A Turkish court on 10 December sentenced the editor of a Kurdish newspaper to 21 years in prison for publishing what the court called Kurdish propaganda, only two weeks after the European Court of Human Rights ordered Turkey to pay over 40,000 Euros to 20 Turkish journalists as compensation for having violated their rights.
A court in Diyarbakir, in the mostly Kurdish southeast region of Turkey, found Ozan Kilinc, editor and publisher of the Azadiya Welat daily, guilty of disseminating “propaganda of a terrorist organization” by publishing reports and pictures on the outlawed Turkey Kurdistan Workers’ Party (PKK) and its jailed leader in 12 separate issues in June last year, AFP and other news outlets reported.
The judges issued an arrest warrant for the editor, who was not present in the courtroom.

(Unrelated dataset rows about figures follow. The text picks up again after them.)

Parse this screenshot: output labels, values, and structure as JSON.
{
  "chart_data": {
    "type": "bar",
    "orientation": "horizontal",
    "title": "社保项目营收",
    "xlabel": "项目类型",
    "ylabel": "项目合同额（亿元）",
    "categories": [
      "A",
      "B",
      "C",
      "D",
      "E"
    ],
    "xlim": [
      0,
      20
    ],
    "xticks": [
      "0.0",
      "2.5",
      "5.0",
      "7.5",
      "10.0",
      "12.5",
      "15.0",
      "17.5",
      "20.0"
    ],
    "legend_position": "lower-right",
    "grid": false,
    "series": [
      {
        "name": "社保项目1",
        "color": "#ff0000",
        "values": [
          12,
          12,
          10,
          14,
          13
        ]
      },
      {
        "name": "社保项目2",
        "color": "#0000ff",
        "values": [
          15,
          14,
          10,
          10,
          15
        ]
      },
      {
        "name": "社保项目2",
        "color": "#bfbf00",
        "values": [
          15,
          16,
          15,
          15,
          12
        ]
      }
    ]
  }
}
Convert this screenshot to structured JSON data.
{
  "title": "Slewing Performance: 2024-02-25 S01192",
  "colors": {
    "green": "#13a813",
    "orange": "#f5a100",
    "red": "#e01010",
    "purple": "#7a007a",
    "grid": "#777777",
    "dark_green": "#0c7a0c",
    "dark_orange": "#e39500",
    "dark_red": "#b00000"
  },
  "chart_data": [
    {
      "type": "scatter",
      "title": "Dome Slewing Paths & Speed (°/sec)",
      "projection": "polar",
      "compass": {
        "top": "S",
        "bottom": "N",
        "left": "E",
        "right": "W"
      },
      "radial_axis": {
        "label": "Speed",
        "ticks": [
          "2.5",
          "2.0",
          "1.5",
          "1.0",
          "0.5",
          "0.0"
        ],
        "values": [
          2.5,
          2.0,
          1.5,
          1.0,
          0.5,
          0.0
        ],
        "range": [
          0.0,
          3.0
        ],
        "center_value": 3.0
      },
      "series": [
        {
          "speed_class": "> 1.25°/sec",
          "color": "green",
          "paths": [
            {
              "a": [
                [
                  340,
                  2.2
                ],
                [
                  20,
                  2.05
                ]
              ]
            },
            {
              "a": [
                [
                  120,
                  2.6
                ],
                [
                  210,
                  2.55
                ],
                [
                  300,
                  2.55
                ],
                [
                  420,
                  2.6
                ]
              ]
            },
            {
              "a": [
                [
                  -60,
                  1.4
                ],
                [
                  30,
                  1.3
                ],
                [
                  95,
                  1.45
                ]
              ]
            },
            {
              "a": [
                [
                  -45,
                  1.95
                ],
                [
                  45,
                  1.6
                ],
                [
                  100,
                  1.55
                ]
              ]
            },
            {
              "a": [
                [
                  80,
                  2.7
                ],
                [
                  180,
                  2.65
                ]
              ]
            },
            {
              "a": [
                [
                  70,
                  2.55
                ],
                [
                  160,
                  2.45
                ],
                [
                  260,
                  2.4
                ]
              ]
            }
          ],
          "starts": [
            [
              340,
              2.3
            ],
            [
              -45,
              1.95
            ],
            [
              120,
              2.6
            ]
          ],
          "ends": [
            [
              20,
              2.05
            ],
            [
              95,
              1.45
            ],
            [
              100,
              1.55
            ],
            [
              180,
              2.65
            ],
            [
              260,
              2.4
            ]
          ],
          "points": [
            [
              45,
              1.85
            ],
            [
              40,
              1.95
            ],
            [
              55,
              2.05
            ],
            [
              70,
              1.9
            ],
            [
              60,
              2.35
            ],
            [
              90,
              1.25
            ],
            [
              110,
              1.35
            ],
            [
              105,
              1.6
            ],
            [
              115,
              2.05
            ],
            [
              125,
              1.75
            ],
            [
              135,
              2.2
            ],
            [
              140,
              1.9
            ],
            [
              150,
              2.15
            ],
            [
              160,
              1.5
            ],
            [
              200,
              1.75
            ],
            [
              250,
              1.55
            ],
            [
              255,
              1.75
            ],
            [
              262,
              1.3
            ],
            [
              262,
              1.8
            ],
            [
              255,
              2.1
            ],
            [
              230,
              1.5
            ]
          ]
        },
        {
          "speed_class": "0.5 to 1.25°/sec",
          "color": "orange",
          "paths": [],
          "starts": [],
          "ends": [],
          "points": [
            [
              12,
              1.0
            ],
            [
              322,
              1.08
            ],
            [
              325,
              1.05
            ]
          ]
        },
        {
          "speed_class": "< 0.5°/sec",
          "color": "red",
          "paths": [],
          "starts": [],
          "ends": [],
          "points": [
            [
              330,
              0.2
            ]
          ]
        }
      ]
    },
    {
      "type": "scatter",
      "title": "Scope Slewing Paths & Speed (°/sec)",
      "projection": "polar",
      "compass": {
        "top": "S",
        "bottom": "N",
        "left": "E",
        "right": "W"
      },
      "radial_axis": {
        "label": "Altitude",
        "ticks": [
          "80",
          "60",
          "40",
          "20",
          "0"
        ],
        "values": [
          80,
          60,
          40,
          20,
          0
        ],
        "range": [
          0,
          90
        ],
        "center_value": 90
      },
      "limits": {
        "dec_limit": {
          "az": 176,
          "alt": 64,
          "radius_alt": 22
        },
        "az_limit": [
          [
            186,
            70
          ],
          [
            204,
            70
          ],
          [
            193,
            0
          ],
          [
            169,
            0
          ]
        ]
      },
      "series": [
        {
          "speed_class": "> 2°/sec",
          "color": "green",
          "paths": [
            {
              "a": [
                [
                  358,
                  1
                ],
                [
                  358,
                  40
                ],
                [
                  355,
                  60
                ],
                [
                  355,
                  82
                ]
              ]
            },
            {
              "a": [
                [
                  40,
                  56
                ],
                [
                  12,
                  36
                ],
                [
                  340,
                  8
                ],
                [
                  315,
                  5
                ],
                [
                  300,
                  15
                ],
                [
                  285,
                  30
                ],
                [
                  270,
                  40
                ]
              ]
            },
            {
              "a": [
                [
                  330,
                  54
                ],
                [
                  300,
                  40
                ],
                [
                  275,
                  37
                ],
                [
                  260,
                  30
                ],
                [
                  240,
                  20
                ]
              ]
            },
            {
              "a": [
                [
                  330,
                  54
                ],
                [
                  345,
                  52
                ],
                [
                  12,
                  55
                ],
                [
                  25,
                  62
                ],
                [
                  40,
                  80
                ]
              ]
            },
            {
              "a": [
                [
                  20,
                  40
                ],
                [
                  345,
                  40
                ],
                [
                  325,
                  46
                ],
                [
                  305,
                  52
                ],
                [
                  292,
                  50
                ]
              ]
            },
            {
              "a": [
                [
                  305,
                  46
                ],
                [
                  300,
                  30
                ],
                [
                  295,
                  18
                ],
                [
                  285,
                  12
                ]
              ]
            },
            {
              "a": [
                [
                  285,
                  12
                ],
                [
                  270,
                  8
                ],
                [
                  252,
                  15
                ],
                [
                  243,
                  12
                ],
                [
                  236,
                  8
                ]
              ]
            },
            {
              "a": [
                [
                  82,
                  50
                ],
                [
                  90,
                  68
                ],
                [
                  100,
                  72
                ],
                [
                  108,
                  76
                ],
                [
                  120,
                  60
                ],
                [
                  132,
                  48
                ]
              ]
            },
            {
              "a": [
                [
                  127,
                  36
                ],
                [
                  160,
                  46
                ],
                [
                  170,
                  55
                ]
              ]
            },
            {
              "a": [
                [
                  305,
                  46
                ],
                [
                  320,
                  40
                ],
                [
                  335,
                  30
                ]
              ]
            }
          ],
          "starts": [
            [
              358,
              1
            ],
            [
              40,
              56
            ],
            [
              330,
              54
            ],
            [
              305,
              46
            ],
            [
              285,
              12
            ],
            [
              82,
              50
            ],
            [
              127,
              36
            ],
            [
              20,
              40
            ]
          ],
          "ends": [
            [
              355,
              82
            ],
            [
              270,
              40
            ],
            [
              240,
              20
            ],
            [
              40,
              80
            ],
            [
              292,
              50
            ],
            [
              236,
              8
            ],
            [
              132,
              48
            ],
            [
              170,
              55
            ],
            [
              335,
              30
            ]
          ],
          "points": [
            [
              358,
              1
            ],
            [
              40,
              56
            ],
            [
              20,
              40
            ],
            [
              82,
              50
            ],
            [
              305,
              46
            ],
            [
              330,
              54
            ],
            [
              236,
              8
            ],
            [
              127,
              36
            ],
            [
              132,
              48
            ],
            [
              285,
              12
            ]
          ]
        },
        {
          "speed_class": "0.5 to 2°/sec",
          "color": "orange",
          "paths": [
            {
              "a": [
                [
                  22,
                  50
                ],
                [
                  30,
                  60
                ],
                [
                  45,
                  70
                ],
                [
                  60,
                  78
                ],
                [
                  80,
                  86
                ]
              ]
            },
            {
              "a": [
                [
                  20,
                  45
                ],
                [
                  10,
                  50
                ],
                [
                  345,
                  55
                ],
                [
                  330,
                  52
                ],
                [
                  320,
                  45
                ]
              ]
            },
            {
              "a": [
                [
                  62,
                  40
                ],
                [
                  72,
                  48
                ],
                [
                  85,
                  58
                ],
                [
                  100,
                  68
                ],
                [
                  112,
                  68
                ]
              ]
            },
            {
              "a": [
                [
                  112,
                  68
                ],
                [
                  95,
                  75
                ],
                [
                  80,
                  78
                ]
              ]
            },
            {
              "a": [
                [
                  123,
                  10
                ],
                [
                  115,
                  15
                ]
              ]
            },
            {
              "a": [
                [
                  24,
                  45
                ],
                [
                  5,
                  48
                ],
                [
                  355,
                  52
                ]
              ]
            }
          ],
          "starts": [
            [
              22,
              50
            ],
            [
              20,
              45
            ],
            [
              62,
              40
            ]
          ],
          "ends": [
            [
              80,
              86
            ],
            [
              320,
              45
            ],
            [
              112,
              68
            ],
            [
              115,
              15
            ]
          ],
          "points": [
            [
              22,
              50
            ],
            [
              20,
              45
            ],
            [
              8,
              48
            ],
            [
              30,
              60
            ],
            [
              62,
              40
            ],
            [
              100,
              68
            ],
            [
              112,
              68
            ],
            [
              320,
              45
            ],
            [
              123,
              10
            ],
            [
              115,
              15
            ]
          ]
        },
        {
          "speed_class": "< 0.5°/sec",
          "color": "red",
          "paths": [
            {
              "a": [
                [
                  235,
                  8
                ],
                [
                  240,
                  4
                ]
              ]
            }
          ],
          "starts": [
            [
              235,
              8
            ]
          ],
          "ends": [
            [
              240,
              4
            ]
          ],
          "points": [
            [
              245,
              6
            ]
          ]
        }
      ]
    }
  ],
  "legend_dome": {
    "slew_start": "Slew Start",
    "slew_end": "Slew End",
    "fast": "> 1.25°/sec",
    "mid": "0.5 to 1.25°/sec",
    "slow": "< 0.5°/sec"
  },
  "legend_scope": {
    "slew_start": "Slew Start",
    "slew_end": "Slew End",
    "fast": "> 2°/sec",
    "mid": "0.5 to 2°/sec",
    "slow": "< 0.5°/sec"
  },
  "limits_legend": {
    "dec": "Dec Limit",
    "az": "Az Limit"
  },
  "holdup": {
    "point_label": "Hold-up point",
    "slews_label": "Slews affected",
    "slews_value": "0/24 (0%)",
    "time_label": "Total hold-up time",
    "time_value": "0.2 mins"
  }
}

“Too often the authorities in Turkey and elsewhere use anti-terrorism laws to restrict press freedom,” said IPI Director David Dadge. “This is unacceptable. As the European Court of Human rights and other international bodies have often stated, banning newspapers and jailing journalists amounts to government censorship of the media.”
Azadiya Welat has often been the target of judicial action by Turkish authorities for allegedly acting as a mouthpiece of the PKK, which is considered a terrorist organisation by Turkey and much of the international community, including the European Union and the United States. The daily has had to replace six editors since it started publishing in 2006 because the editors had to either flee the country to avoid imprisonment or were jailed, Reuters reported.
Azadiya Welat’s previous editor, Vedat Kursum, has been in jail for the past 13 months. He is currently on trial, facing more than 20 cases of allegedly spreading rebel propaganda, praising criminals and aiding and abetting rebels, the Turkish press freedom organisation Bianet reported.
On 28 January this year, IPI welcomed a ruling by the European Court of Human Rights stating that Turkey had violated Article 10 of the European Convention on Human Rights when it suspended five newspapers and sentenced a magazine editor to prison over an article criticizing prison brutality.
In IPI’s World Press Freedom Review 2009, launched on Thursday 11 February, IPI Director Dadge expressed concerns regarding Turkey’s consistently poor attitude towards press freedom and use of laws to prosecute journalists, including Article 301 – which bans “insults” to the Turkish state.